Hello ladies, I'm new to this forum business, and just looking for some advice and a chat with people who have first-hand experiences. I'm not even sure if I actually have endo, but the condition was mentioned as a possibility by my GP and consultant recently.
Has anybody here ever had their endo symptoms confused with IBS by medical professionals? I was diagnosed with IBS 4 years ago, and since then my symptoms have continued to get steadily worse. No traditional IBS medication seems to relieve my symptoms and I've tried excluding all the problem food groups to no avail. Plus, my IBS symptoms go crazy around the time of my period.
Early last year my GP finally picked up on my gyne symptoms too - I've always suffered from painful, long, heavy, clotty periods, and they've been getting worse since I was diagnosed with IBS, with lots of spotting and missed periods. After a blood test I was diagnosed with some ovarian cysts. Then after several referrals the consultants I saw said I 'could have endo' and have put me on the pill to help my periods. I've been feeling slightly better whilst on the pill too, less bloating and more energy (although constantly bleeding on the mini-pill, argh!).

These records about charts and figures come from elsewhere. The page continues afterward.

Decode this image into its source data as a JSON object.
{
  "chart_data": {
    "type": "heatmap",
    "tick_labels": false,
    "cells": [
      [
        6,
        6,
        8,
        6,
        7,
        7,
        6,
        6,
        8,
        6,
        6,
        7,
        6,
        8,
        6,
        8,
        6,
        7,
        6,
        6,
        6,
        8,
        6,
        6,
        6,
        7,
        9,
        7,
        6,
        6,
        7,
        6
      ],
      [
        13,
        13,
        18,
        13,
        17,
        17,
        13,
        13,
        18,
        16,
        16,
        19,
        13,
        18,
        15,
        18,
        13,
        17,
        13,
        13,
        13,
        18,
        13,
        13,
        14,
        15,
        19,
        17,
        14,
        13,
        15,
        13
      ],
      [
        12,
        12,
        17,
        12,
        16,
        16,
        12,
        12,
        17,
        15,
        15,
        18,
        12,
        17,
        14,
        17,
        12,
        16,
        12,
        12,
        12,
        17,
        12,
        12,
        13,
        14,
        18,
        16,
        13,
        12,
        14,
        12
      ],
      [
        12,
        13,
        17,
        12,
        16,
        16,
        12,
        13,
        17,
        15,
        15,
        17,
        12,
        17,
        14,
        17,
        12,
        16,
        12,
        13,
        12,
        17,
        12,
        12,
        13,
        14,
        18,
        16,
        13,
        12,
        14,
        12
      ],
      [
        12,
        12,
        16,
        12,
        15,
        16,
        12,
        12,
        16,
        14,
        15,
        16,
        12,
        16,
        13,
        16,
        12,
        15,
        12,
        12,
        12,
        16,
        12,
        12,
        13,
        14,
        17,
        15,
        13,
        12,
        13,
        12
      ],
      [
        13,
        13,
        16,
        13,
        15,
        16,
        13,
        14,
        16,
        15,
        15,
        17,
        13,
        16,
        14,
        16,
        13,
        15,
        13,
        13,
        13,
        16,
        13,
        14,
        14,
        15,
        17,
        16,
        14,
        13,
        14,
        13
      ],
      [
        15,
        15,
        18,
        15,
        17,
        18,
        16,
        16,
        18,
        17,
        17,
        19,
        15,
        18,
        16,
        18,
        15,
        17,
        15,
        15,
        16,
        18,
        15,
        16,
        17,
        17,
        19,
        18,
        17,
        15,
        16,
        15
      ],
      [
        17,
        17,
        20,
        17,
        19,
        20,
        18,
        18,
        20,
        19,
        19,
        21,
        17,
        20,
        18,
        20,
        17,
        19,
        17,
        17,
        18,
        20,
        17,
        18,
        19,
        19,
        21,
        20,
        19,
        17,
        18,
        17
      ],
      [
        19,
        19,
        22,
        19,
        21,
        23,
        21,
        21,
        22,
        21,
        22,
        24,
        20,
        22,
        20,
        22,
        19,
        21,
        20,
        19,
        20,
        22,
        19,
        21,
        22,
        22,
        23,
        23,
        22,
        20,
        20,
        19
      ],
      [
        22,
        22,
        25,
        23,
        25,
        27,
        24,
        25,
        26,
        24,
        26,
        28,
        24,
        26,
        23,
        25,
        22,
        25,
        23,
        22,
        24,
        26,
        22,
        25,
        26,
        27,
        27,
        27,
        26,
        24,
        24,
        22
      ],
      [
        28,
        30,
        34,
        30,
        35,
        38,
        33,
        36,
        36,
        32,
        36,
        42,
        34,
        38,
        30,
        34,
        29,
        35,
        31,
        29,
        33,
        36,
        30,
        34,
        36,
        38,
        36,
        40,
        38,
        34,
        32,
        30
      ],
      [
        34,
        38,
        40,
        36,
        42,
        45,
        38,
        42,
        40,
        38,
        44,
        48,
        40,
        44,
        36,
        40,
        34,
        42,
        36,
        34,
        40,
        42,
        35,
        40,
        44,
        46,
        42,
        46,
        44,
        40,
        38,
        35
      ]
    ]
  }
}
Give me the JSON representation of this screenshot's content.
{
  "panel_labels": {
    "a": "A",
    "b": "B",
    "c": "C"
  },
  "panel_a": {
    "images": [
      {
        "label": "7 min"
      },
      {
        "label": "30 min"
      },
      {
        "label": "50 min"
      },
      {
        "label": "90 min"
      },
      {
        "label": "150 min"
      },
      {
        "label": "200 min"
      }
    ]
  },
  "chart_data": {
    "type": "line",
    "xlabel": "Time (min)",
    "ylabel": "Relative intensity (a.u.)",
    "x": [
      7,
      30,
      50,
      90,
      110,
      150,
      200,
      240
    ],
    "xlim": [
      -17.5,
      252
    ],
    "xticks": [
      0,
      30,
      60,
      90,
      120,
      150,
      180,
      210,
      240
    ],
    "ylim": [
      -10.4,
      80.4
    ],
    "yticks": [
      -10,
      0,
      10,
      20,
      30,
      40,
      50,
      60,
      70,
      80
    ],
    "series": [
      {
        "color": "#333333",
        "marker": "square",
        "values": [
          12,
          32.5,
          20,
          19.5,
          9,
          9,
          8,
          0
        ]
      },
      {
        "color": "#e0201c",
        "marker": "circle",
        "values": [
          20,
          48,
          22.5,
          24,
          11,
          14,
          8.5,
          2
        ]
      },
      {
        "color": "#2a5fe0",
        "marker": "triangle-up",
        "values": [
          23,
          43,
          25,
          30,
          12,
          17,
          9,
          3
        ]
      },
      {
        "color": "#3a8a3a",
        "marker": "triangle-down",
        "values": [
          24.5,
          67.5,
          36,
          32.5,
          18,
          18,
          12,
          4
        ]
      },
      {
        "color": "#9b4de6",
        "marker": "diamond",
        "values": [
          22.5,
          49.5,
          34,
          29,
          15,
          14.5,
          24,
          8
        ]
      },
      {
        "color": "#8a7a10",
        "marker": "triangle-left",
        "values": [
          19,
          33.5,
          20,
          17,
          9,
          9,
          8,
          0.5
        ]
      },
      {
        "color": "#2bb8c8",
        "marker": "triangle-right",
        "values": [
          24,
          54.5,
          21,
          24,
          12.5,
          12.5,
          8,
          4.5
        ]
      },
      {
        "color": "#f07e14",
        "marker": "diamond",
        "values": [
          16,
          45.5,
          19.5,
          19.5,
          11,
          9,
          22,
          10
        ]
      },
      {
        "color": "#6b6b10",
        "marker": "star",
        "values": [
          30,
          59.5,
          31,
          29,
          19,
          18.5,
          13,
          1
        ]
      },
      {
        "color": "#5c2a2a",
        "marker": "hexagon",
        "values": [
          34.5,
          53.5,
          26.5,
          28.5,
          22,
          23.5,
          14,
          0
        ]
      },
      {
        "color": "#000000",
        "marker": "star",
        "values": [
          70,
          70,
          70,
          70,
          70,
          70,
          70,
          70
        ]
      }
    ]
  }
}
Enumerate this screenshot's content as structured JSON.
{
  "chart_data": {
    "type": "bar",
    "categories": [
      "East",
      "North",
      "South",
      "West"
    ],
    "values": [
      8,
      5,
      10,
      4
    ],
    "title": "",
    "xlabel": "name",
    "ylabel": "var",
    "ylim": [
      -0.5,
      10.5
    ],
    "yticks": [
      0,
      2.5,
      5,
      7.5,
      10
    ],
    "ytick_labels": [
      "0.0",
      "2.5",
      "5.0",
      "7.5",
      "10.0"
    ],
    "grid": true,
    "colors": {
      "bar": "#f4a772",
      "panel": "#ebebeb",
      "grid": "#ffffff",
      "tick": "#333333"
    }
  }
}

Given a checklist of 'typical' endo symptoms I have them all, except one - the pain I experience is relatively mild (I think) in comparison to what a lot of you ladies describe here. I know endo differs from person to person, but is it possible to have endo with only mild pain? Don't get me wrong, when I have my period I have HEINOUS cramps, but the rest of the time I only get mild cramping/back/leg pain, which is annoying and draining at times but it doesn't sound as bad as what some of you others describe.
My GP just shrugs his shoulders when I ask him if it's IBS or endo.
Another question I have is, is there anything you can do for episodes of tiredness? The last time I had my period I was so wiped out I couldn't stand up for 2 days. I asked my GP but all he said was "oh, poor you".